Uber was sued in federal court Wednesday by Desoto, the oldest cab company in San Francisco that recently rebranded itself as a ride-hail company called Flywheel. In it’s complaint, Flywheel alleges that Uber used “predatory pricing tactics” to cause a “race to the bottom” in transportation services.
Flywheel also accuses Uber of lying about the availability, pricing, and safety of its rides, lying to drivers about the income they can earn, discriminating against disabled passengers and on the basis of gender and race, and illegally increasing fares during peak hours through surge pricing. The company is seeking damages from Uber “greater than $5 million.”
Uber promotes itself as a disrupter. But according to Flywheel, “Uber has done little more than implement a business strategy that openly flouts the law while shifting many of the costs and nearly all of the risks of providing ride-hail services from itself to its drivers and passengers while forcing a race to the bottom through predatory pricing tactics — where, propped up by billions of dollars in venture capital funding, Uber will remain until its illegal strategy has forced all other competitors from the market.”
In essence, Flywheel says that Uber’s practice of subsidizing its rides to keep fares cheap is unfair and anti-competitive, because Uber can rely on its vast reserves of venture capital to do so. “Uber CEO Travis Kalanick has repeatedly stated in public speeches that Uber intends to ‘destroy’ all of its competitors and has made clear that UBER is doing so through below-cost pricing of UberX and UberXL services,” the lawsuit reads.
The ride-hail giant is arguing that Flywheel allegations of predatory pricing don’t make sense. Flywheel is focused on a narrow portion of Uber’s business — ride-sharing — to make its accusations of underpricing, but Uber says it’s broader goal is to end personal car ownership, which is why it is subsidizing its rides to keep fares so low.
“Our goal is to provide a credible alternative to the private car.”
“We compete with lots of way to get around, especially car ownership,” an Uber spokesperson said in response to the lawsuit. “Our goal is to provide a credible alternative to the private car. Our technology lets us make our network more efficient over time, and innovations like UberPool are further lowering prices, making ridesharing more available to more people.”

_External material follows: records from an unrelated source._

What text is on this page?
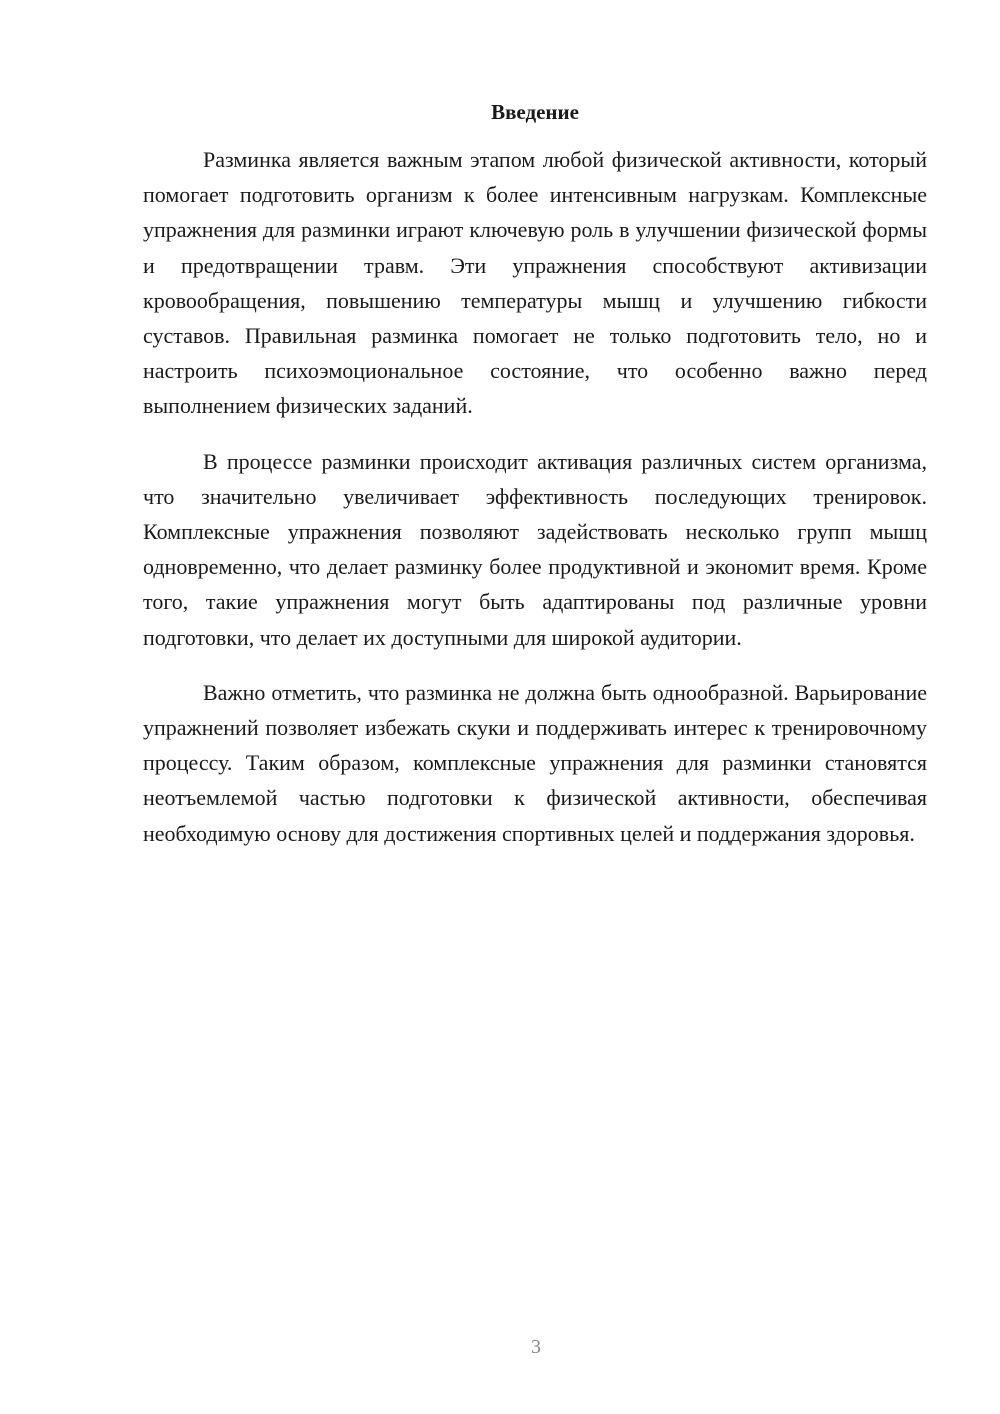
Введение

Разминка является важным этапом любой физической активности, который помогает подготовить организм к более интенсивным нагрузкам. Комплексные упражнения для разминки играют ключевую роль в улучшении физической формы и предотвращении травм. Эти упражнения способствуют активизации кровообращения, повышению температуры мышц и улучшению гибкости суставов. Правильная разминка помогает не только подготовить тело, но и настроить психоэмоциональное состояние, что особенно важно перед выполнением физических заданий.

В процессе разминки происходит активация различных систем организма, что значительно увеличивает эффективность последующих тренировок. Комплексные упражнения позволяют задействовать несколько групп мышц одновременно, что делает разминку более продуктивной и экономит время. Кроме того, такие упражнения могут быть адаптированы под различные уровни подготовки, что делает их доступными для широкой аудитории.

Важно отметить, что разминка не должна быть однообразной. Варьирование упражнений позволяет избежать скуки и поддерживать интерес к тренировочному процессу. Таким образом, комплексные упражнения для разминки становятся неотъемлемой частью подготовки к физической активности, обеспечивая необходимую основу для достижения спортивных целей и поддержания здоровья.

3
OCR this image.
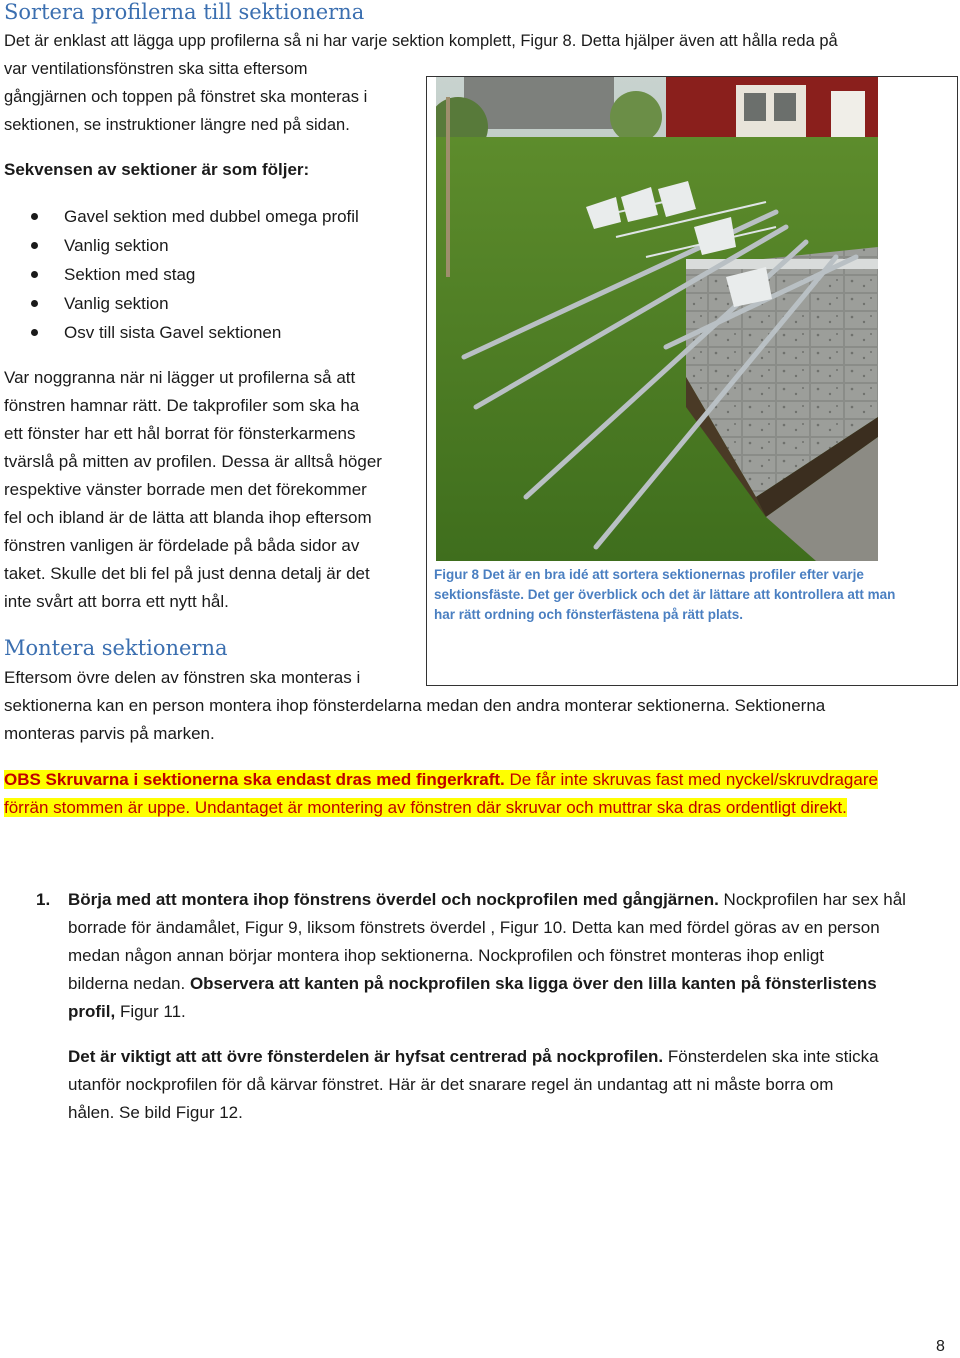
Sortera profilerna till sektionerna
Det är enklast att lägga upp profilerna så ni har varje sektion komplett, Figur 8. Detta hjälper även att hålla reda på
var ventilationsfönstren ska sitta eftersom
gångjärnen och toppen på fönstret ska monteras i
sektionen, se instruktioner längre ned på sidan.
Sekvensen av sektioner är som följer:
Gavel sektion med dubbel omega profil
Vanlig sektion
Sektion med stag
Vanlig sektion
Osv till sista Gavel sektionen
Var noggranna när ni lägger ut profilerna så att
fönstren hamnar rätt. De takprofiler som ska ha
ett fönster har ett hål borrat för fönsterkarmens
tvärslå på mitten av profilen. Dessa är alltså höger
respektive vänster borrade men det förekommer
fel och ibland är de lätta att blanda ihop eftersom
fönstren vanligen är fördelade på båda sidor av
taket. Skulle det bli fel på just denna detalj är det
inte svårt att borra ett nytt hål.
Figur 8 Det är en bra idé att sortera sektionernas profiler efter varje
sektionsfäste. Det ger överblick och det är lättare att kontrollera att man
har rätt ordning och fönsterfästena på rätt plats.
Montera sektionerna
Eftersom övre delen av fönstren ska monteras i
sektionerna kan en person montera ihop fönsterdelarna medan den andra monterar sektionerna. Sektionerna
monteras parvis på marken.
OBS Skruvarna i sektionerna ska endast dras med fingerkraft. De får inte skruvas fast med nyckel/skruvdragare
förrän stommen är uppe. Undantaget är montering av fönstren där skruvar och muttrar ska dras ordentligt direkt.
1. Börja med att montera ihop fönstrens överdel och nockprofilen med gångjärnen. Nockprofilen har sex hål
borrade för ändamålet, Figur 9, liksom fönstrets överdel , Figur 10. Detta kan med fördel göras av en person
medan någon annan börjar montera ihop sektionerna. Nockprofilen och fönstret monteras ihop enligt
bilderna nedan. Observera att kanten på nockprofilen ska ligga över den lilla kanten på fönsterlistens
profil, Figur 11.
Det är viktigt att att övre fönsterdelen är hyfsat centrerad på nockprofilen. Fönsterdelen ska inte sticka
utanför nockprofilen för då kärvar fönstret. Här är det snarare regel än undantag att ni måste borra om
hålen. Se bild Figur 12.
8
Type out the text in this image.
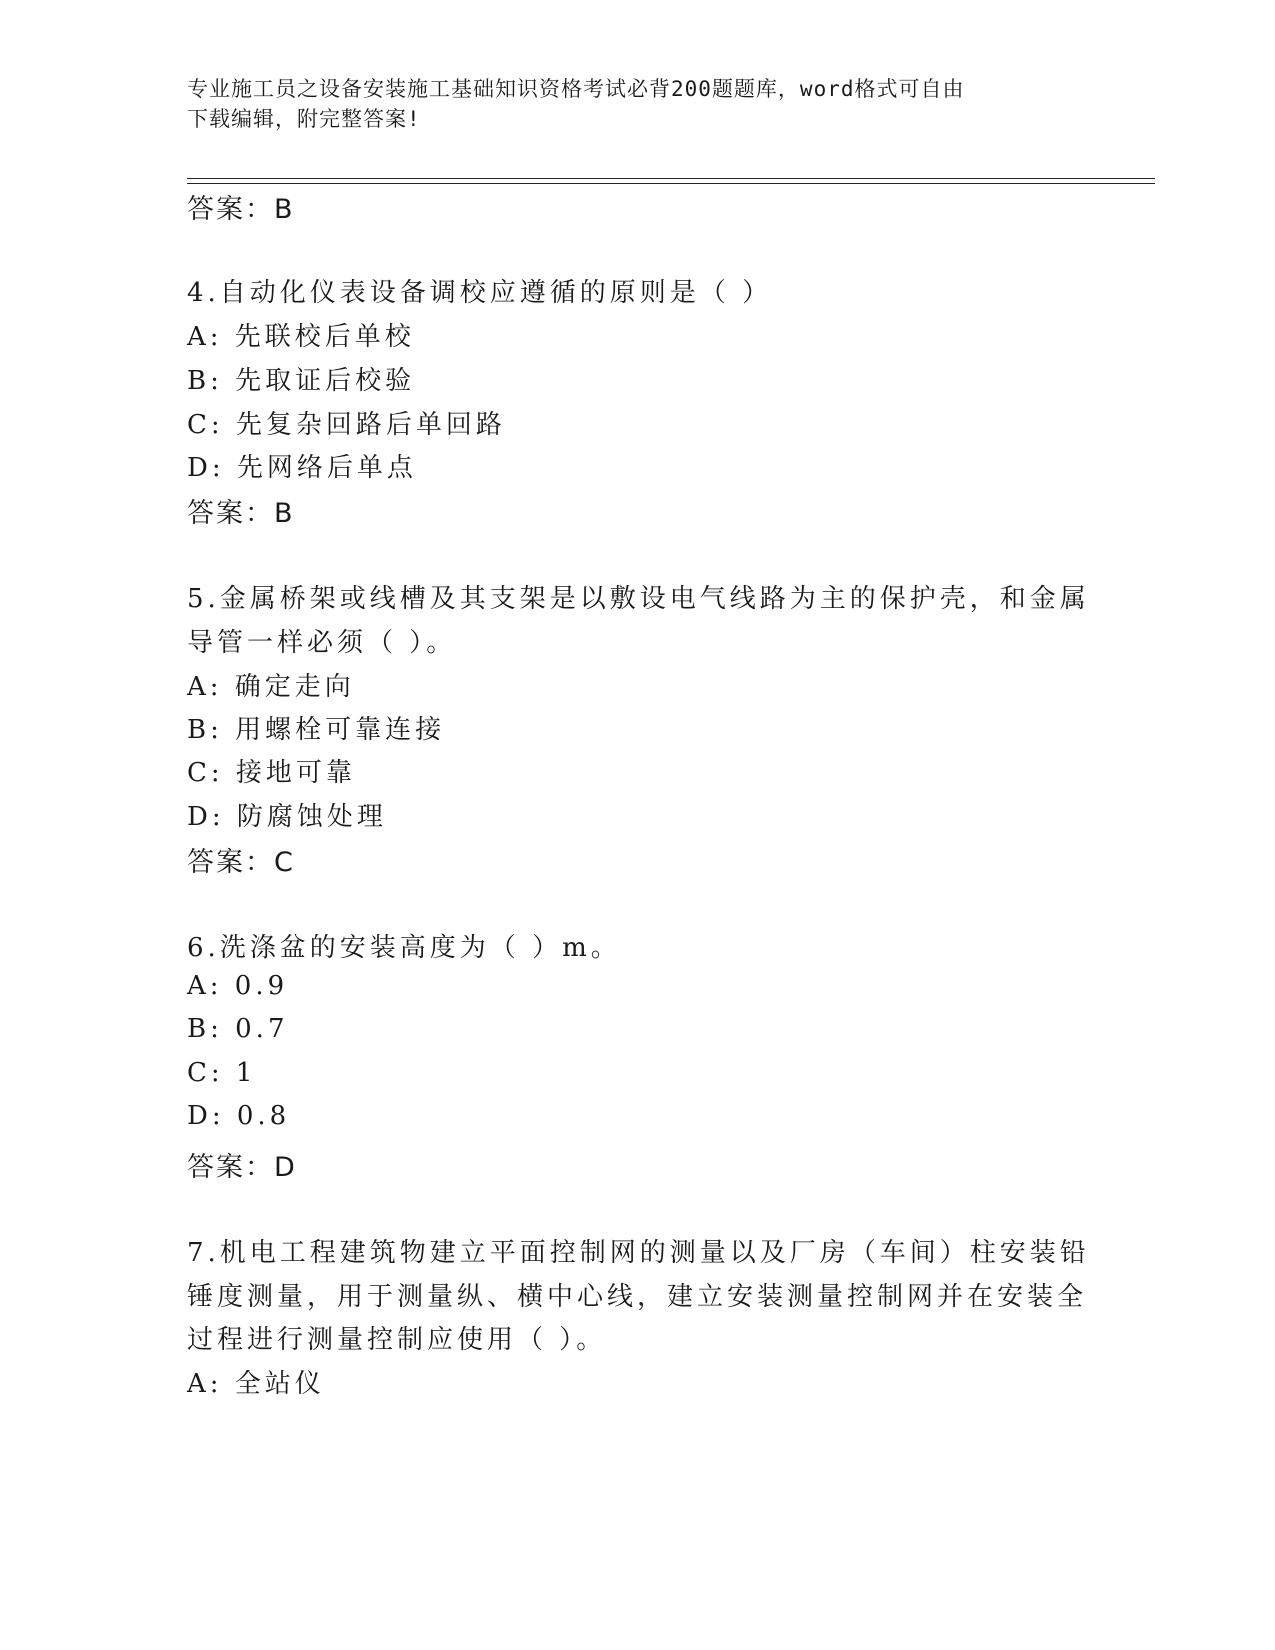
专业施工员之设备安装施工基础知识资格考试必背200题题库，word格式可自由
下载编辑，附完整答案!
答案：B
4.自动化仪表设备调校应遵循的原则是（ ）
A: 先联校后单校
B: 先取证后校验
C: 先复杂回路后单回路
D: 先网络后单点
答案：B
5.金属桥架或线槽及其支架是以敷设电气线路为主的保护壳，和金属
导管一样必须（ ）。
A: 确定走向
B: 用螺栓可靠连接
C: 接地可靠
D: 防腐蚀处理
答案：C
6.洗涤盆的安装高度为（ ）m。
A: 0.9
B: 0.7
C: 1
D: 0.8
答案：D
7.机电工程建筑物建立平面控制网的测量以及厂房（车间）柱安装铅
锤度测量，用于测量纵、横中心线，建立安装测量控制网并在安装全
过程进行测量控制应使用（ ）。
A: 全站仪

Of course, Flywheel has a vested interest in knocking Uber off its perch among ride-hail startups. The company recently expanded into New York City, the most lucrative transportation market in the country. Flywheel offers two main products: an e-hail app for riders, and a smartphone-based operating system for taxi drivers that replaces the jumble of meters, dispatch, advertising, navigation systems, and credit card readers currently clogging the interior of their vehicles.
But Flywheel has its own controversies. The startup listed a Long Island City address as its New York City headquarters that is also the location of Taxi Club Management Inc., a medallion group operated by controversial taxi mogul Evgeny “Gene” Freidman, who was recently sued by the state attorney general for failing to pay his drivers properly.